今さら指摘するまでもなく、原子力輸出の場合核拡散問題が常につきまとう。日本がアジア諸国と原子力取引をする場合も、機微な(つまり核兵器製造に転用される惧れのある)ハードウェアやソフトウェアについては、必ず政府レベルの原子力協定を事前に締結し、核不拡散の担保を取り付けることが必要である。この辺の事情については、拙著「日本の核・アジアの核」(朝日新聞社、1997年)の第5,6章を参照されたい。

 日越原子力協定が未だに締結されていないことは、もっぱら日本政府側の怠慢であり、ほとんど弁解の余地はない。私は1970年代から日本とアジア諸国の原子力協力推進のための布石を色々打ってきたが、残念ながらその後全く効果的なフォローアップがなされていない。のみならず、外務省を含め政府部内には対アジア原子力協力関係の重要性を理解する者は現在皆無といってよい。
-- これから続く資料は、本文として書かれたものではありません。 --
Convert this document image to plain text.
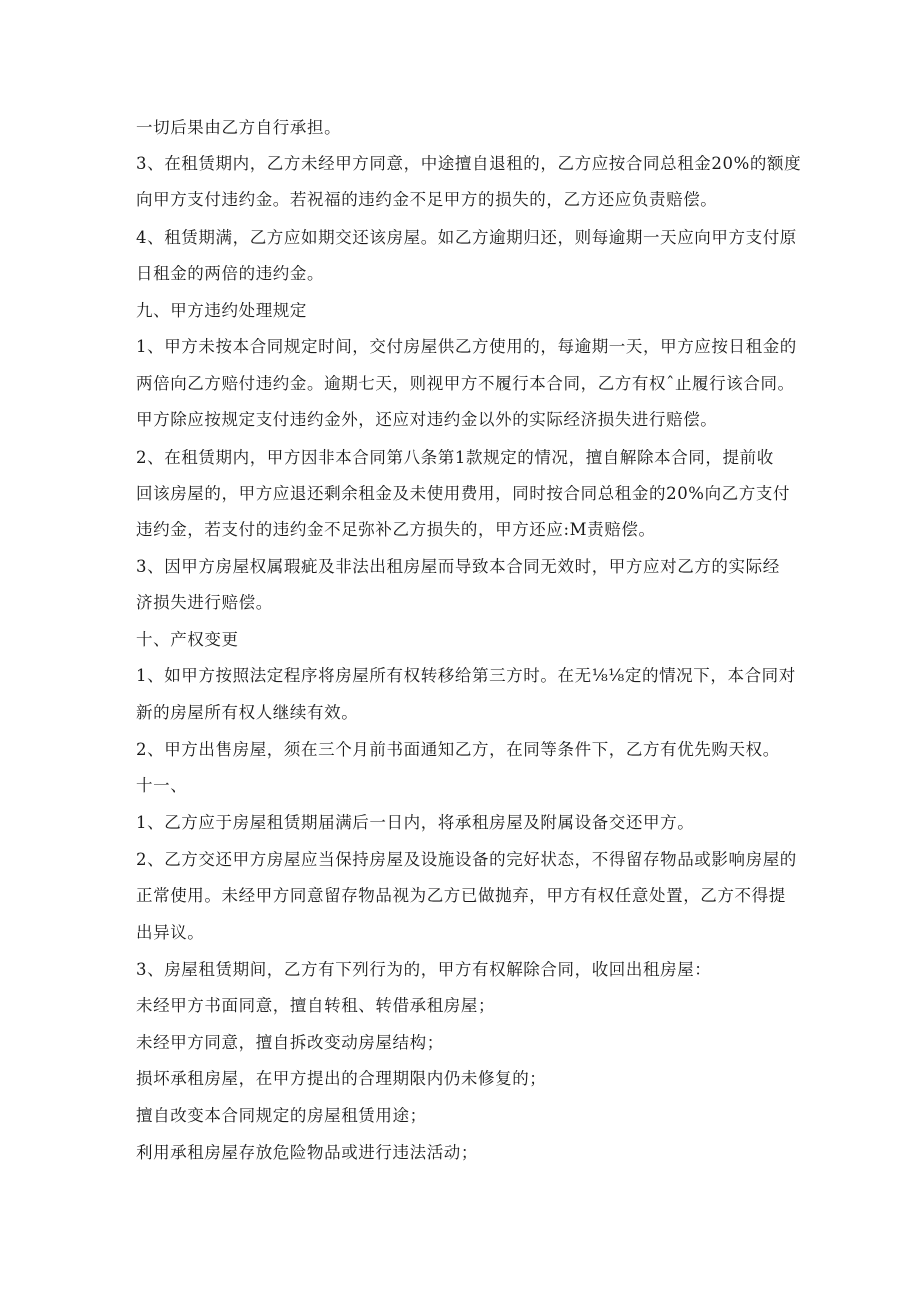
一切后果由乙方自行承担。
3、在租赁期内，乙方未经甲方同意，中途擅自退租的，乙方应按合同总租金20%的额度
向甲方支付违约金。若祝福的违约金不足甲方的损失的，乙方还应负责赔偿。
4、租赁期满，乙方应如期交还该房屋。如乙方逾期归还，则每逾期一天应向甲方支付原
日租金的两倍的违约金。
九、甲方违约处理规定
1、甲方未按本合同规定时间，交付房屋供乙方使用的，每逾期一天，甲方应按日租金的
两倍向乙方赔付违约金。逾期七天，则视甲方不履行本合同，乙方有权ˆ止履行该合同。
甲方除应按规定支付违约金外，还应对违约金以外的实际经济损失进行赔偿。
2、在租赁期内，甲方因非本合同第八条第1款规定的情况，擅自解除本合同，提前收
回该房屋的，甲方应退还剩余租金及未使用费用，同时按合同总租金的20%向乙方支付
违约金，若支付的违约金不足弥补乙方损失的，甲方还应:M责赔偿。
3、因甲方房屋权属瑕疵及非法出租房屋而导致本合同无效时，甲方应对乙方的实际经
济损失进行赔偿。
十、产权变更
1、如甲方按照法定程序将房屋所有权转移给第三方时。在无⅛⅛定的情况下，本合同对
新的房屋所有权人继续有效。
2、甲方出售房屋，须在三个月前书面通知乙方，在同等条件下，乙方有优先购天权。
十一、
1、乙方应于房屋租赁期届满后一日内，将承租房屋及附属设备交还甲方。
2、乙方交还甲方房屋应当保持房屋及设施设备的完好状态，不得留存物品或影响房屋的
正常使用。未经甲方同意留存物品视为乙方已做抛弃，甲方有权任意处置，乙方不得提
出异议。
3、房屋租赁期间，乙方有下列行为的，甲方有权解除合同，收回出租房屋：
未经甲方书面同意，擅自转租、转借承租房屋；
未经甲方同意，擅自拆改变动房屋结构；
损坏承租房屋，在甲方提出的合理期限内仍未修复的；
擅自改变本合同规定的房屋租赁用途；
利用承租房屋存放危险物品或进行违法活动；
それどころか、アジア、とくに東南アジアは種々の面で遅れており、原子力発電のような高度の科学技術を受け入れる土壌が出来ておらず、そのような状態での原子力導入は技術的に危険であり、一つ間違えば日本の原子力産業にも壊滅的な打撃となる。しかも、政治的にも不安定な国が多いから、核拡散の惧れは十分にあり、原子力輸出は政策的に不適当、少なくとも時期尚早だという意見が圧倒的に多い。原子力協定の締結問題については、実際に日本製原子炉の輸出がはっきりしてから締結すればよく、現在はまだその状況ではない、というのが外務省の一貫した立場のようである。

 しかし、私は、原子力協定締結が先か、商談が先かは「鶏が先か、卵が先か」のようなもので、別々には考えられないと思っている。他の競争相手が先刻2国間原子力協定を結び、国家元首レベルで売り込み合戦を展開しているときに、日本だけが無協定であることの不利は明らかである。いかに商社、メーカーが頑張っても先方政府が真剣に相手にするわけがない。

 しからば、ベトナムの場合も、日本は傍観を決め込み、他国の援助による原子力活動が行なわれるのを看過するのか。中には、何も日本が無理してやらなくても、ベトナムが自由に判断してやればよいという意見もあろう。それはそうだろう。私は、しかし、過去のいくつかの国際的先例に照らして、もし日本が関与しない形で原子力活動が行なわれた場合には、後になって日本には発言権が認められず、仮にいかがわしい活動が行なわれても――別にベトナムがそうだというわけではないが――「蚊帳の外」に置かれることになるから、日本自身の安全保障、ひいてはアジアの安全保障上極めて望ましくない結果となると考えている(この辺のことも上記拙著に詳述してある)。

 ついでにもう1つ、厄介な点を指摘すれば、米国との関係である。日本製の原子炉といっても残念ながら100%国産技術ではなく、米国の技術がごく僅かでも関わっていれば米国の同意なしに原子力輸出は出来ない仕組みになっている。台湾(第4原発)の時と違って、ベトナムのケースはかなり微妙であるが、私の見るところ、東京とワシントンでこの問題は未だほとんど全く議論されていない状況である。

 実は、こうした状況は、民間レベルでも察知し、かねてから密かに憂慮されているが、一向に効果的な働きかけが政府に対してなされているように見えない。民間の関係筋の担当者は日越間を頻繁に往復して対越働きかけを繰り返しているが、若干どぎつい言い方をすれば、「敵は備中に在らず、本能寺に在り!」で、もっと対日本政府向けの働きかけをこそ強化すべきである。そのためにあらゆる手立てを講ずるべきで、いまこそ日本の原子力業界の実力が試されるときだ。原子力輸出は優れて政治的、戦略的な考慮を必要とするものであることを今一度肝に銘ずるべきであろう。


おわりに

 最後に念のために付言すれば、今回は紙数の関係で主に政府サイドの対応ぶりについて苦言を呈するに止めたが、もちろん民間サイドにも問題が多々ある。一点だけ指摘すれば、もし本気に原子力輸出の振興を欲するのならば、この際、国際競争力をつけるため、例えば原子力関係メーカーを一本化するくらいの思い切った体質改善を図る必要があるのではなかろうか。